А впрочем, что за вина? Нашел другого. Он - режиссер.
Другие в таких случаях не церемонятся: говорят напрямую или - чаще делают это через ассистента. Обычно к этому моменту режиссер вообще теряет интерес к человеку, который вчера еще был ему нужен и нежно любим. Какая уж там дружба. У режиссера не бывает прочных связей и дружб, по крайней мере в своем кругу, заявляет один из видных наших мастеров среднего поколения. Друзья - на одну картину, ту, которую ты снимаешь. Вообще, продолжает он, творческим людям наскучивают одни и те же приятели.. Взял все, что мог, отдал, все, что мог,- и баста, как с женщинами.
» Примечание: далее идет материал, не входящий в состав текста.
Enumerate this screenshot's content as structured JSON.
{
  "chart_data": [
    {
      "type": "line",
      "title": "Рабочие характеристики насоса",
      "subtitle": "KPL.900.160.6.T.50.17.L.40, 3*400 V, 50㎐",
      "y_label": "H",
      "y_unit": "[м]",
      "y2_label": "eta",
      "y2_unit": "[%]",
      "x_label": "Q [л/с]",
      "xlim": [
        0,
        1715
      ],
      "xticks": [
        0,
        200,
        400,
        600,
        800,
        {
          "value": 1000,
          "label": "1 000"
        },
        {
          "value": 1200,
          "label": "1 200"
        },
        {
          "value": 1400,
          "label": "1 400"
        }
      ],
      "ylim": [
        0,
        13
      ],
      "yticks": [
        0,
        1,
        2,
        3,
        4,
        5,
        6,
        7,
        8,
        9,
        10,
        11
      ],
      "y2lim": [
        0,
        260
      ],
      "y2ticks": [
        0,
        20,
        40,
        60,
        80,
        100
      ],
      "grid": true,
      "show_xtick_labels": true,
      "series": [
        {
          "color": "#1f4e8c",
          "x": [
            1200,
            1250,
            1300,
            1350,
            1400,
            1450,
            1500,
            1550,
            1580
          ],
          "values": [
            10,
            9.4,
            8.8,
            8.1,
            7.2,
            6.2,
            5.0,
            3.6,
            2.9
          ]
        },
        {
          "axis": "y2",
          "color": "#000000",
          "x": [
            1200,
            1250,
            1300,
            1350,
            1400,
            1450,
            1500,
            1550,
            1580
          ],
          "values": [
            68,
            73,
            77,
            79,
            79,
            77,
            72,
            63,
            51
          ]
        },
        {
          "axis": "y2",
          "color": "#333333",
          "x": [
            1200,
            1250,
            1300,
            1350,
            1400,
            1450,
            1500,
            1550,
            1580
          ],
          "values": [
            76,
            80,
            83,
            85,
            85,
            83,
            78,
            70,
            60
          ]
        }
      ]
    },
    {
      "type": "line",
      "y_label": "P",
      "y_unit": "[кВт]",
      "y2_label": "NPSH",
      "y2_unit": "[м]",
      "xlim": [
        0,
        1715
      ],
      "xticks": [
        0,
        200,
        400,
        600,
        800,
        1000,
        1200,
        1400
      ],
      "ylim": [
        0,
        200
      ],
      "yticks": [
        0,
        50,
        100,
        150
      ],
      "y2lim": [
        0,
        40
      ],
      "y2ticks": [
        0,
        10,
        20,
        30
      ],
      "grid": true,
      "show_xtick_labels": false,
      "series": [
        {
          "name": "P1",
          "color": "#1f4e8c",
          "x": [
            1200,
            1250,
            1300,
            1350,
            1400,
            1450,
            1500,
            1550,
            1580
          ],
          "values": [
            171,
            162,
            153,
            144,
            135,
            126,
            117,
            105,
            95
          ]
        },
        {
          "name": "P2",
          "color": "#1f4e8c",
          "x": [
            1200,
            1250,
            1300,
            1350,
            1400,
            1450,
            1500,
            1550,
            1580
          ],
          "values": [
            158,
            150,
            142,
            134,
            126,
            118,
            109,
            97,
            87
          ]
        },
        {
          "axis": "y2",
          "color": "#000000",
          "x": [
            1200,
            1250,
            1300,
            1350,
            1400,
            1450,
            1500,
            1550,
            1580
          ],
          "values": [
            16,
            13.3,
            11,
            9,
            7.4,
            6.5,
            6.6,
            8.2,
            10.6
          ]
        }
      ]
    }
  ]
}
Это - в кино. В театре - сложнее. Люди годами вместе, трутся бок о бок. Обиды не прощаются.
Памятный многим разлад в Театре на Малой Бронной, закончившийся уходом Анатолия Эфроса, переходом его на Таганку и всеми последующими событиями, начался тогда, когда Эфрос, устав от одних и тех же, "своих" актеров, исчерпав их, а может быть, и себя с ними, начал приглашать других: в театре в те два-три сезона появились один за другим Гафт и Коренева, Любшин и Ульянов - обычно на определенные роли, как в антрепризе. Старый репертуарный театр ответил бурным и, как оказалось, разрушительным взрывом.
Это было на моих глазах, так случилось; помню хорошо... И опять-таки режиссера можно понять. А что он мог с собой поделать, если при живом Волкове - Отелло "увидел" вдруг другого Отелло - Гафта? Как тут устоять? Пожалеть Волкова?
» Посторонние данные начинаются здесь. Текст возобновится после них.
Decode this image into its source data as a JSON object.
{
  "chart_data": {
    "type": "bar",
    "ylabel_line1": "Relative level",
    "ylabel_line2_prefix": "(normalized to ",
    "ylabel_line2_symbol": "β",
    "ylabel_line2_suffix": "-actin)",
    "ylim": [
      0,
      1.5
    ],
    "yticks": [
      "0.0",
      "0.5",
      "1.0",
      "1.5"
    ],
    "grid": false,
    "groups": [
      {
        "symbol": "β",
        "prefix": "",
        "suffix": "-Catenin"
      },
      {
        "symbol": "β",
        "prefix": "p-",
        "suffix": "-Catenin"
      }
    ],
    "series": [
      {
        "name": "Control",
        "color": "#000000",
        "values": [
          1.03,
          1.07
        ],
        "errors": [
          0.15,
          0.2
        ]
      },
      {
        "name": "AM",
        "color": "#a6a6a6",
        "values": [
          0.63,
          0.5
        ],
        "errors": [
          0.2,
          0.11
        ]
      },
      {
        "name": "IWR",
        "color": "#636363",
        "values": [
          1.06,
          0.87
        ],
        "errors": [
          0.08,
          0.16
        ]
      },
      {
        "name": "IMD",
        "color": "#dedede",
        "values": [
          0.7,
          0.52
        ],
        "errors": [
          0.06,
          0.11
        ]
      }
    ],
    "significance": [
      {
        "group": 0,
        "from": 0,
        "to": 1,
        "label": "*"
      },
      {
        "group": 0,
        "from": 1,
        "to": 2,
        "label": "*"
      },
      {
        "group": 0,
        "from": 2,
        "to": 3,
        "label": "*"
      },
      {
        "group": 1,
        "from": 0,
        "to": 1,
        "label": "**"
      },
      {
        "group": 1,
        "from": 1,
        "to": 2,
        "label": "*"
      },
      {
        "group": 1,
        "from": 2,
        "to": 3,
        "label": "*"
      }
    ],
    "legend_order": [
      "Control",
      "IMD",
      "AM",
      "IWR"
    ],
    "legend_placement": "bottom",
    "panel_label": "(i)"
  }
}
Понятное дело, речь не о личных качествах того или другого человека, а о модели поведения, о характере, который соответствует профессии. Человек без характера не становится режиссером или, став им, не преуспеет. Без таланта - может. Без характера - нет.
А еще этот безостановочный марафон, эта сумасшедшая жажда успеха, готовность заплатить за него любую цену, эта безумная жизнь, не оставляющая места ни для чего другого.
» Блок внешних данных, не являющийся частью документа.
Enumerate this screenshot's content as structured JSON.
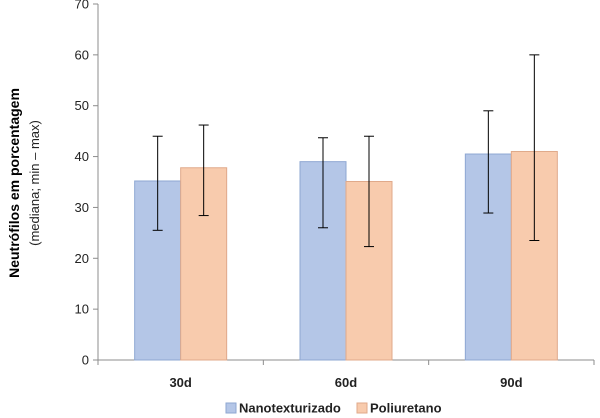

Его мнительность, ревность, гений и злодейство, вполне совместные, его дружбы, привязанности, обещания, неверность, одиночество - все отсюда.
Талант, перешедший в характер; характер, ставший судьбою,- это об Анатолии Эфросе, в точности.
Я однажды спросил его, зачем он так много работает. А работал он в те годы как бешеный: днем репетиции в одном театре, вечером в другом, да плюс еще съемки в Останкино, да еще и сценарий, книга, как так можно жить!
Он сказал:
- Знаешь, это для меня как наркотик. Когда у меня час свободный, меня одолевают черные мысли. Спасаюсь работой.
Буду писать о нем то, что помню.
Я знал его без малого сорок лет; мы были с ним в отношениях милого необязательного приятельства, как многие в нашем кругу, приятельствующие от встречи до встречи, безусловно расположенные друг к другу, но без каких-то взаимных обязательств. Когда-то учились в одном институте, в один год окончили, дружили, потом еще долгое время встречались в гостеприимном доме на Пятницкой у Володи Саппака и Веры Шитовой, в общей компании, так хорошо описанной у Натальи Крымовой в ее книге "Имена"; потом в начале 60-х Эфрос собирался ставить мой сценарий на "Мосфильме", там, как я уже рассказывал, дали нам от ворот поворот. Помню, как мы тогда славно общались. Я что-то говорил ему по поводу сцены, которая казалась мне вялой: давай-ка я ее перепишу. Не трогай, говорил он, оставь, как есть, мне так даже интереснее ее ставить - найти решение, чтобы она не была вялой. Я потом часто это вспоминал: вот что значит режиссер!
Бороться за сценарий Эфрос не стал - подвернулись "Двое в степи" Казакевича, и он быстро переключился, не сказав мне ни слова, чем, конечно, обидел и о чем я ему тут же написал на домашний адрес. Он мне не ответил, а год спустя, встретив в Доме кино, от души обматерил, на чем мы и помирились.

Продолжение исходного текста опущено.